Interesting, given any thought about how it might perform with the stock 170V B+? Are you going to give it a real world try?
Stock those are rated for 4KW PEP.
I don't think I want to use it with that carrier-operated bias circuit, but the rest of it might be OK.
The Johnson circuit has a potential issue in that the second tube's cutoff is late due to RC constant R4-C8. I saw an explanation of this here:
https://www.w8ji.com/johnson_tr_switch.htm The person did an spice simulation of a 700W carrier applied, using a 6SN7 because he did not have the 6BL7, and it showed a 580V p-p RF waveform starting at T=0, decaying to 0V at T=1.35milliseconds.
I do not know all of this person's work, but I found many of their contributions to be very useful and have no cause to doubt the results shown. This would be a reason for anecdotal evidence that sometimes solid state stuff will be damaged when the Johnson unit or design is used.
The top goal is to have an electronic switching device that can operate along with the other devices in the overall system to allow 'break in' operation. The big obstacle I always run into is the time taken for the relay on the backside of the transmitter to actuate. The Johnson switch is OK, except for the delay in receiver blocking.
My goal in the schematic was to investigate the operating point for a bigger triode and how the bias values might have to be changed.
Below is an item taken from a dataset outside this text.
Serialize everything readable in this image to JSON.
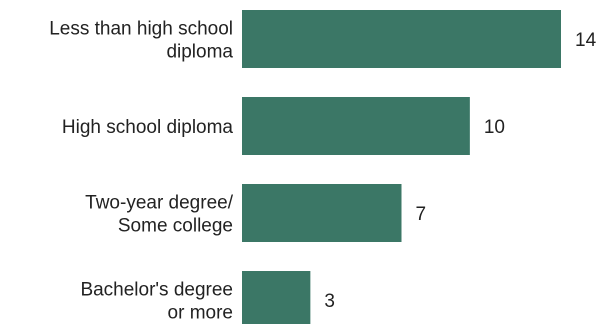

My overall goal was to find something that might handle the 3CX3000 amplifier in case full RF power was accidentally applied. It had to be:
1.) easily available,
2.) have a tough grid and cathode, and,
3.) be able to run at a small fraction of the rated current and,
4.) be able to run at 1/3 to 1/2 of the rated plate voltage.
There is a box of used 2C39 tubes here, so..
The 6BL7 in the Johnson runs about half its 'normal' plate current and about 2/3 its normal plate voltage. I do not know how tough its grid is, but it has a high rating for peak negative grid voltage, even if it is for when the tube is used as a vertical deflection osc/amp.
In contrast the 2C39 has a higher peak grid voltage, and a good grid current rating for continuous RF use.
What I have learned so far there is that a carrier operated bias system is not acceptable if one wants to avoid the RF spike to the receiver. I wanted to think about an electronic cutoff bias for at least the second tube that would have a faster operating time and eliminate the RF spike.
It should be reasonable to find a way to cut off the second triode first, then very quickly remove cutoff bias from the power amplifier, then key the transmitter. If done fast enough then break-in should be transparent, with the transmitter's keying and un-keying time being the largest interruption.
Sorry to make such a long explanation!
hi Pat and mike ... this is an interesting problem because the tr switch does 2 functions automatically ... small signals are processed normally by the cascode amplifier pair .... it adds a bit of noise during reception ... as the transmitter provides rf the large signal swing overdrives the first stage and by grid rectification provides a large negative voltage to cut off the second amplifier.
bringing in a power tube pair to this circuit will bring increased noise and the possibility of too much rf being fed to the receiver causing a crap out....
I used the ARRL handbook 6C4 tr switch as a novice with reasonably good results... I think you might keep the 6BL7 circuit or even a smaller triode pair and use a trick that was used in the Command set rigs ... use a NE2 neon to ground to fire at 60 Volts of rf and by limiting its current keep everything copasetic
rf -----| | -------resistor ----.-------||------> to !st grid
c2 |
----- NE2------> gnd
I had not thought about the noise so much but hoped that a small UHF planar power triode would not be too noisy at HF frequencies. There is also the much smaller 416A/B/D tube, that has been used as a grounded grid 1st RF stage in military receivers and others where it was wanted to protect the front end. The TMC GPR-90 used a 6AB4 that way. The 416B might be usable and has a low noise figure and a 15mA grid, but its grid voltage ratings are small, +1.5 and -15V. Close spacings probably working against higher voltages.
Is the added noise related to the generally larger size of the tube elements? This is very interesting and I'm not sure how to understand it.
Whatever is used might see potential transmitter output voltages:
1000W = 223V RMS, 315V peak
4000W = 447V RMS, 630V peak
8000W = 632V RMS, 894V peak
These are pretty onminous figures and get higher when the match/SWR isn't good in the direction of higher impedance.
What might the 6C4 tolerate? -I think I saw that article and because it was for the Novice class the tubes were lower powered. The 6C4 is rated -50V on the grid.
The use of the NE2 is a great idea as an extra protection. The GE glow lamp manual states 25-300us for ionization time depending on external illumination and how much voltage above the ionization potential is applied. The manual does not give ionization times for each lamp, just has a couple of paragraphs on it.